The hymns and popular songs of Christmastide offer a model for hymnody as well. They seem to easily switch between Latin, hieratic English, modern English, other European languages, and even a few regional English dialects with facility. In adoration before the praesepio, no one seems to have any problem with linguistic code-switching even within a single hymn. They will start Adeste Fideles in Latin and end it in English. And no one ever complained that there was a Hebrew Alleluia or Greek Kyrie in the middle of the Latin Mass.

Nonetheless, I am guessing many contemporary liturgical minds will recoil from taking a page from the Saxon Church or from Caedmon's Hymn and using, say, the Anglo-Saxon language in English ecclesiastical art and hymnody. Very likely, its archaic incomprehensibility holds very little appeal for liberal churchmen, and its vernacular novelty holds very little appeal for traditional ones.

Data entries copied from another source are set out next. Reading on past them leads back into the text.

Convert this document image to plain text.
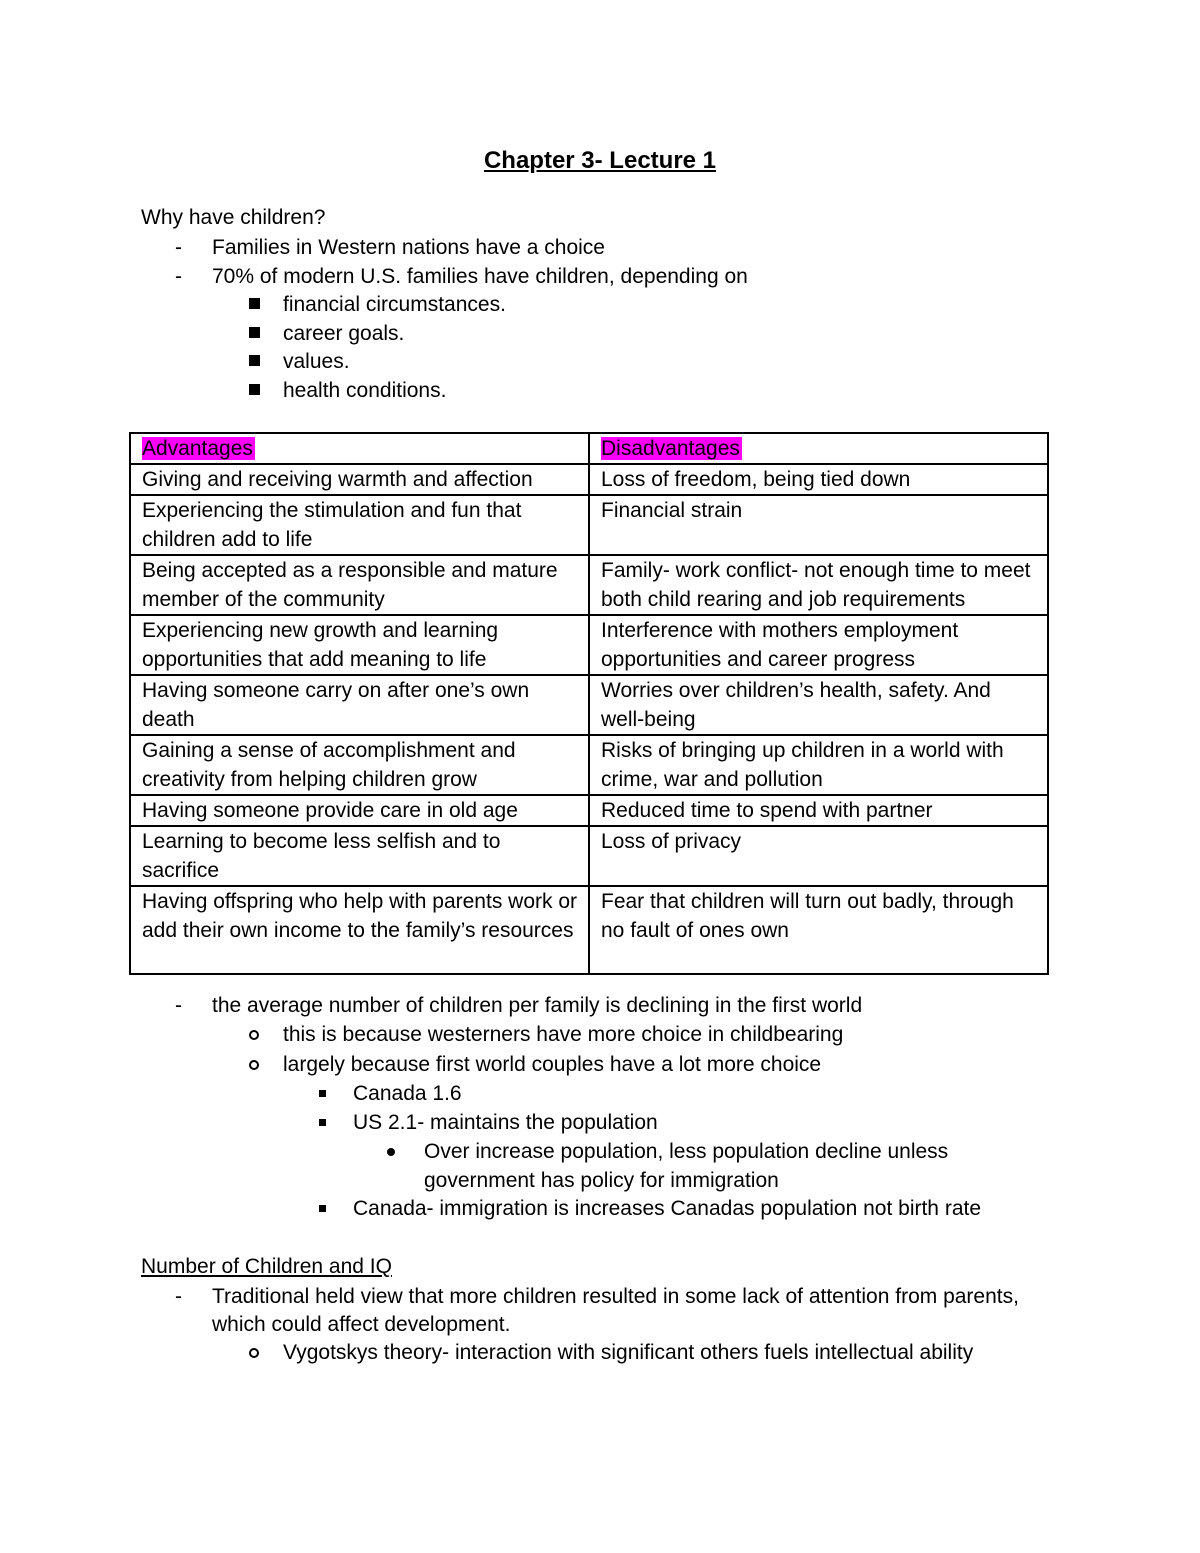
Chapter 3- Lecture 1
Why have children?
- Families in Western nations have a choice
- 70% of modern U.S. families have children, depending on
financial circumstances.
career goals.
values.
health conditions.
Advantages	Disadvantages
Giving and receiving warmth and affection	Loss of freedom, being tied down
Experiencing the stimulation and fun that children add to life	Financial strain
Being accepted as a responsible and mature member of the community	Family- work conflict- not enough time to meet both child rearing and job requirements
Experiencing new growth and learning opportunities that add meaning to life	Interference with mothers employment opportunities and career progress
Having someone carry on after one’s own death	Worries over children’s health, safety. And well-being
Gaining a sense of accomplishment and creativity from helping children grow	Risks of bringing up children in a world with crime, war and pollution
Having someone provide care in old age	Reduced time to spend with partner
Learning to become less selfish and to sacrifice	Loss of privacy
Having offspring who help with parents work or add their own income to the family’s resources	Fear that children will turn out badly, through no fault of ones own
- the average number of children per family is declining in the first world
this is because westerners have more choice in childbearing
largely because first world couples have a lot more choice
Canada 1.6
US 2.1- maintains the population
Over increase population, less population decline unless
government has policy for immigration
Canada- immigration is increases Canadas population not birth rate
Number of Children and IQ
- Traditional held view that more children resulted in some lack of attention from parents,
which could affect development.
Vygotskys theory- interaction with significant others fuels intellectual ability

But it is worth considering whether, in leaving languages like these strictly in the past, we are failing to emphasize the essential continuity between the Church of Augustine, Caedmon, and Newman. And we are certainly ceding a great swath of our own historical territory to the Enemy, who seems bent on reframing the Middle Ages as a popular but quasi-fantastic realm of castles, bards, wizards, Vikings and fairies—but no Church.

Since the very day of Pentecost, the Church has been able to speak in the various tongues of men. Since then we have learned to speak many more, and all our various attempts in that regard have dotted the globe.

Rather than reduce this divine gift to a mere line of scrimmage in an absolutist liturgical battleground,  let us deftly make use of all these languages as fully and as cleverly in all the ways we can, in fulfilling our divine mandate to pour out the Holy Ghost upon the world.